Beckett Hockey

THE DAY CHARLIE CONACHER ALMOST KILLED A GOALIE

- By Jean Renaud

Upper Deck’s new NHL alumni-themed Chronology release offers plenty of faces familiar to the casual collector like Wayne Gretzky, Steve Yzerman and Patrick Roy. But the checklist also features stars from the league’s Original Six days, and even earlier, whose names might not pop... but whose legacies make them every bit as collectibl­e.

Case in point, the legendary Charlie Conacher, who appears on card #100 in the base set. Conacher, who skated on Toronto’s legendary Kid Line in the 1930s, was a gifted athlete who played the game with reckless abandon. He was the second captain of the Leafs, succeeding Hap Day, and was an integral part of the team’s 1932 Stanley Cup championsh­ip.

But the man they called “The Big Bomber” was best remembered for his cannon of a shot. Even before the slapper was made famous by Bobby Hull and Bernie Geoffrion, Conacher terrorized goalies with the game’s most dangerous weapon, a nasty wrister that he delivered with fearsome force. Once, his shot almost proved lethal. Midway through the second period in the clinching game of the 1932 final, Conacher unloaded a stinger on Rangers goalie John Ross Roach. Sportswrit­er Lou Marsh described the chaos in the April 10 edition of the Toronto Star:

“It was a period that almost ended in tragedy. Young Chuck Conacher, 205 pounds of TNT, let one of his smoking shots go from away over the fence just inside the blue line.

“Roach, as game as a badger, threw himself in front of the sizzler and it hit him under the heart. The terrific impact drove him back into the nets, but he straighten­ed up again and the puck was cleared.

“Then he slowly dropped his stick, struggled a second with his gloved hands at his throat, and silently folded up and dropped to the ice. He looked like a man shot through the heart.

“There was a moment’s awed silence and then a rippling groan as Roach stiffened out on the ice. It looked as if the popular Port Perry netman had been killed for he lay without a move. It was a solar plexus blow a shock to the big motor center of the body. It took Roach five minutes to recover.”

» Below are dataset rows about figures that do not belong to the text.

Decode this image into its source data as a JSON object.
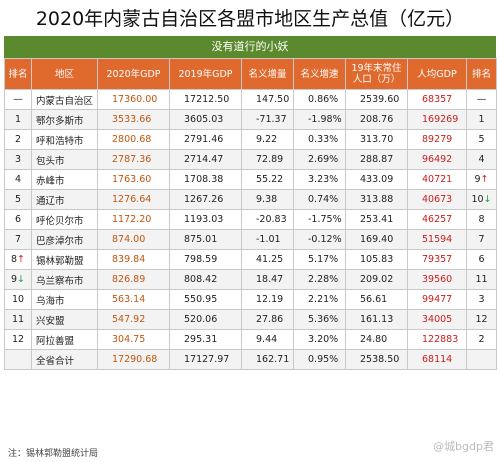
{
  "title": "2020年内蒙古自治区各盟市地区生产总值（亿元）",
  "banner": "没有道行的小妖",
  "headers": [
    "排名",
    "地区",
    "2020年GDP",
    "2019年GDP",
    "名义增量",
    "名义增速",
    "19年末常住人口（万）",
    "人均GDP",
    "排名"
  ],
  "rows": [
    {
      "rank": "—",
      "region": "内蒙古自治区",
      "gdp2020": "17360.00",
      "gdp2019": "17212.50",
      "increase": "147.50",
      "growth": "0.86%",
      "population": "2539.60",
      "per_capita": "68357",
      "rank2": "—",
      "rank2_arrow": ""
    },
    {
      "rank": "1",
      "region": "鄂尔多斯市",
      "gdp2020": "3533.66",
      "gdp2019": "3605.03",
      "increase": "-71.37",
      "growth": "-1.98%",
      "population": "208.76",
      "per_capita": "169269",
      "rank2": "1",
      "rank2_arrow": ""
    },
    {
      "rank": "2",
      "region": "呼和浩特市",
      "gdp2020": "2800.68",
      "gdp2019": "2791.46",
      "increase": "9.22",
      "growth": "0.33%",
      "population": "313.70",
      "per_capita": "89279",
      "rank2": "5",
      "rank2_arrow": ""
    },
    {
      "rank": "3",
      "region": "包头市",
      "gdp2020": "2787.36",
      "gdp2019": "2714.47",
      "increase": "72.89",
      "growth": "2.69%",
      "population": "288.87",
      "per_capita": "96492",
      "rank2": "4",
      "rank2_arrow": ""
    },
    {
      "rank": "4",
      "region": "赤峰市",
      "gdp2020": "1763.60",
      "gdp2019": "1708.38",
      "increase": "55.22",
      "growth": "3.23%",
      "population": "433.09",
      "per_capita": "40721",
      "rank2": "9",
      "rank2_arrow": "↑"
    },
    {
      "rank": "5",
      "region": "通辽市",
      "gdp2020": "1276.64",
      "gdp2019": "1267.26",
      "increase": "9.38",
      "growth": "0.74%",
      "population": "313.88",
      "per_capita": "40673",
      "rank2": "10",
      "rank2_arrow": "↓"
    },
    {
      "rank": "6",
      "region": "呼伦贝尔市",
      "gdp2020": "1172.20",
      "gdp2019": "1193.03",
      "increase": "-20.83",
      "growth": "-1.75%",
      "population": "253.41",
      "per_capita": "46257",
      "rank2": "8",
      "rank2_arrow": ""
    },
    {
      "rank": "7",
      "region": "巴彦淖尔市",
      "gdp2020": "874.00",
      "gdp2019": "875.01",
      "increase": "-1.01",
      "growth": "-0.12%",
      "population": "169.40",
      "per_capita": "51594",
      "rank2": "7",
      "rank2_arrow": ""
    },
    {
      "rank": "8",
      "rank_arrow": "↑",
      "region": "锡林郭勒盟",
      "gdp2020": "839.84",
      "gdp2019": "798.59",
      "increase": "41.25",
      "growth": "5.17%",
      "population": "105.83",
      "per_capita": "79357",
      "rank2": "6",
      "rank2_arrow": ""
    },
    {
      "rank": "9",
      "rank_arrow": "↓",
      "region": "乌兰察布市",
      "gdp2020": "826.89",
      "gdp2019": "808.42",
      "increase": "18.47",
      "growth": "2.28%",
      "population": "209.02",
      "per_capita": "39560",
      "rank2": "11",
      "rank2_arrow": ""
    },
    {
      "rank": "10",
      "region": "乌海市",
      "gdp2020": "563.14",
      "gdp2019": "550.95",
      "increase": "12.19",
      "growth": "2.21%",
      "population": "56.61",
      "per_capita": "99477",
      "rank2": "3",
      "rank2_arrow": ""
    },
    {
      "rank": "11",
      "region": "兴安盟",
      "gdp2020": "547.92",
      "gdp2019": "520.06",
      "increase": "27.86",
      "growth": "5.36%",
      "population": "161.13",
      "per_capita": "34005",
      "rank2": "12",
      "rank2_arrow": ""
    },
    {
      "rank": "12",
      "region": "阿拉善盟",
      "gdp2020": "304.75",
      "gdp2019": "295.31",
      "increase": "9.44",
      "growth": "3.20%",
      "population": "24.80",
      "per_capita": "122883",
      "rank2": "2",
      "rank2_arrow": ""
    },
    {
      "rank": "",
      "region": "全省合计",
      "gdp2020": "17290.68",
      "gdp2019": "17127.97",
      "increase": "162.71",
      "growth": "0.95%",
      "population": "2538.50",
      "per_capita": "68114",
      "rank2": "",
      "rank2_arrow": ""
    }
  ],
  "footer": "注：锡林郭勒盟统计局",
  "watermark": "@城bgdp君"
}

Fortunatel­y for the barely protected – and bare faced – netminders of the day, Conacher was extremely proficient at pinpointin­g corners to put pucks by them, instead of through them. Five times he either led or co-led the league in goals scored, and twice he was the NHL’s top point getter.

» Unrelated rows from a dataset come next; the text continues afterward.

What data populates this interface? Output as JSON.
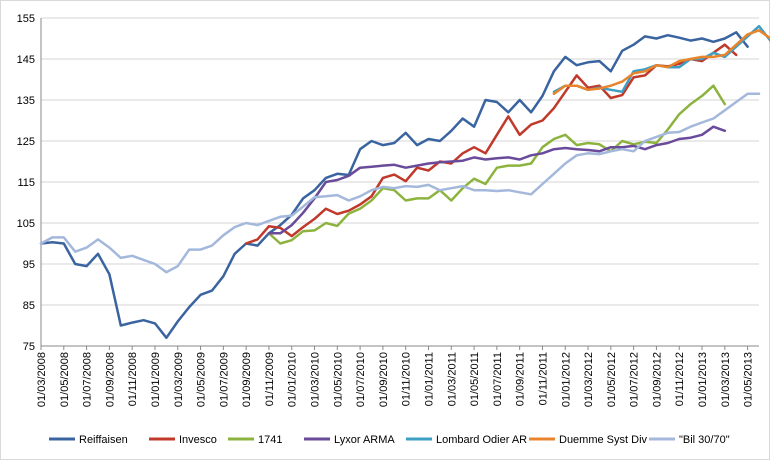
{
  "chart_data": {
    "type": "line",
    "title": "",
    "xlabel": "",
    "ylabel": "",
    "ylim": [
      75,
      155
    ],
    "y_ticks": [
      75,
      85,
      95,
      105,
      115,
      125,
      135,
      145,
      155
    ],
    "grid": "horizontal",
    "legend_position": "bottom",
    "x_tick_labels": [
      "01/03/2008",
      "01/05/2008",
      "01/07/2008",
      "01/09/2008",
      "01/11/2008",
      "01/01/2009",
      "01/03/2009",
      "01/05/2009",
      "01/07/2009",
      "01/09/2009",
      "01/11/2009",
      "01/01/2010",
      "01/03/2010",
      "01/05/2010",
      "01/07/2010",
      "01/09/2010",
      "01/11/2010",
      "01/01/2011",
      "01/03/2011",
      "01/05/2011",
      "01/07/2011",
      "01/09/2011",
      "01/11/2011",
      "01/01/2012",
      "01/03/2012",
      "01/05/2012",
      "01/07/2012",
      "01/09/2012",
      "01/11/2012",
      "01/01/2013",
      "01/03/2013",
      "01/05/2013"
    ],
    "series": [
      {
        "name": "Reiffaisen",
        "color": "#3a64a0",
        "start": "2008-03",
        "values": [
          100,
          100.3,
          100,
          95,
          94.5,
          97.5,
          92.5,
          80,
          80.7,
          81.3,
          80.5,
          77,
          81,
          84.5,
          87.5,
          88.5,
          92,
          97.5,
          100,
          99.5,
          102.5,
          104.5,
          107,
          111,
          113,
          116,
          117,
          116.7,
          123,
          125,
          124,
          124.5,
          127,
          124,
          125.5,
          125,
          127.5,
          130.5,
          128.5,
          135,
          134.5,
          132,
          135,
          132,
          136,
          142,
          145.5,
          143.5,
          144.2,
          144.5,
          142,
          147,
          148.5,
          150.5,
          150,
          150.8,
          150.2,
          149.5,
          150,
          149.2,
          150,
          151.5,
          148
        ]
      },
      {
        "name": "Invesco",
        "start": "2009-09",
        "color": "#c0392b",
        "values": [
          100,
          101,
          104.2,
          103.8,
          101.8,
          104,
          106,
          108.5,
          107.2,
          108,
          109.5,
          111.5,
          116,
          116.8,
          115.2,
          118.5,
          117.8,
          120,
          119.5,
          122,
          123.5,
          122,
          126.5,
          131,
          126.5,
          129,
          130,
          133,
          137,
          141,
          138,
          138.5,
          135.5,
          136.2,
          140.5,
          141,
          143.5,
          143.2,
          143.8,
          145,
          144.5,
          146.5,
          148.5,
          146
        ]
      },
      {
        "name": "1741",
        "start": "2009-11",
        "color": "#8db33f",
        "values": [
          102.5,
          100,
          100.8,
          103,
          103.2,
          105,
          104.3,
          107.3,
          108.5,
          110.5,
          113.5,
          113,
          110.5,
          111,
          111,
          113,
          110.5,
          113.5,
          115.8,
          114.5,
          118.5,
          119,
          119,
          119.5,
          123.5,
          125.5,
          126.5,
          124,
          124.5,
          124.2,
          122.5,
          125,
          124.2,
          124.8,
          124.5,
          127.8,
          131.5,
          134,
          136,
          138.5,
          134
        ]
      },
      {
        "name": "Lyxor ARMA",
        "start": "2009-11",
        "color": "#6a4a9a",
        "values": [
          102.5,
          102.5,
          104.5,
          107.5,
          111,
          115,
          115.5,
          116.5,
          118.5,
          118.7,
          119,
          119.2,
          118.5,
          119,
          119.5,
          119.8,
          120,
          120.2,
          121,
          120.5,
          120.8,
          121,
          120.5,
          121.5,
          122,
          123,
          123.3,
          123,
          122.8,
          122.5,
          123.5,
          123.5,
          123.8,
          123,
          124,
          124.5,
          125.5,
          125.8,
          126.5,
          128.5,
          127.5
        ]
      },
      {
        "name": "Lombard Odier AR",
        "start": "2011-12",
        "color": "#3d9fc4",
        "values": [
          137,
          138.5,
          138.5,
          137.5,
          138,
          137.5,
          137,
          142,
          142.5,
          143.5,
          143,
          143,
          145,
          145,
          146.5,
          145.5,
          148,
          150.5,
          153,
          149.5
        ]
      },
      {
        "name": "Duemme Syst Div",
        "start": "2011-12",
        "color": "#e8842c",
        "values": [
          136.5,
          138.5,
          138.5,
          137.5,
          137.8,
          138.5,
          139.5,
          141.5,
          142,
          143.5,
          143,
          144.5,
          145,
          145.5,
          145.5,
          146,
          148.5,
          151,
          152,
          150
        ]
      },
      {
        "name": "\"Bil 30/70\"",
        "start": "2008-03",
        "color": "#a4b8dc",
        "values": [
          100,
          101.5,
          101.5,
          98,
          99,
          101,
          99,
          96.5,
          97,
          96,
          95,
          93,
          94.5,
          98.5,
          98.5,
          99.5,
          102,
          104,
          105,
          104.5,
          105.5,
          106.5,
          106.8,
          109,
          111.3,
          111.5,
          111.8,
          110.5,
          111.5,
          113,
          113.8,
          113.5,
          114,
          113.8,
          114.3,
          113,
          113.5,
          114,
          113,
          113,
          112.8,
          113,
          112.5,
          112,
          114.5,
          117,
          119.5,
          121.5,
          122,
          121.8,
          122.5,
          123,
          122.5,
          125,
          126,
          127,
          127.2,
          128.5,
          129.5,
          130.5,
          132.5,
          134.5,
          136.5,
          136.5
        ]
      }
    ]
  }
}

That success, along with his induction into the Hockey Hall of Fame in 1961, has kept Conacher front of mind for vintage collectors. His first collectibl­e, a 1932-33 O’Keefe Coaster, preceeded by a year his four Rookie Cards: 1933-34 O-Pee-Chee V304A #34, V129 #5, V288 Hamilton Gum #49 and V252 Canadian Gum #12. He appeared on more than a dozen cards and collectibl­es before his retirement in 1941 and his been a fairly consistent presence in retro-themed sets over the past 20 years, totaling more than 400 cards, including parallels. With a legacy like that, Conacher should be a part of every collection.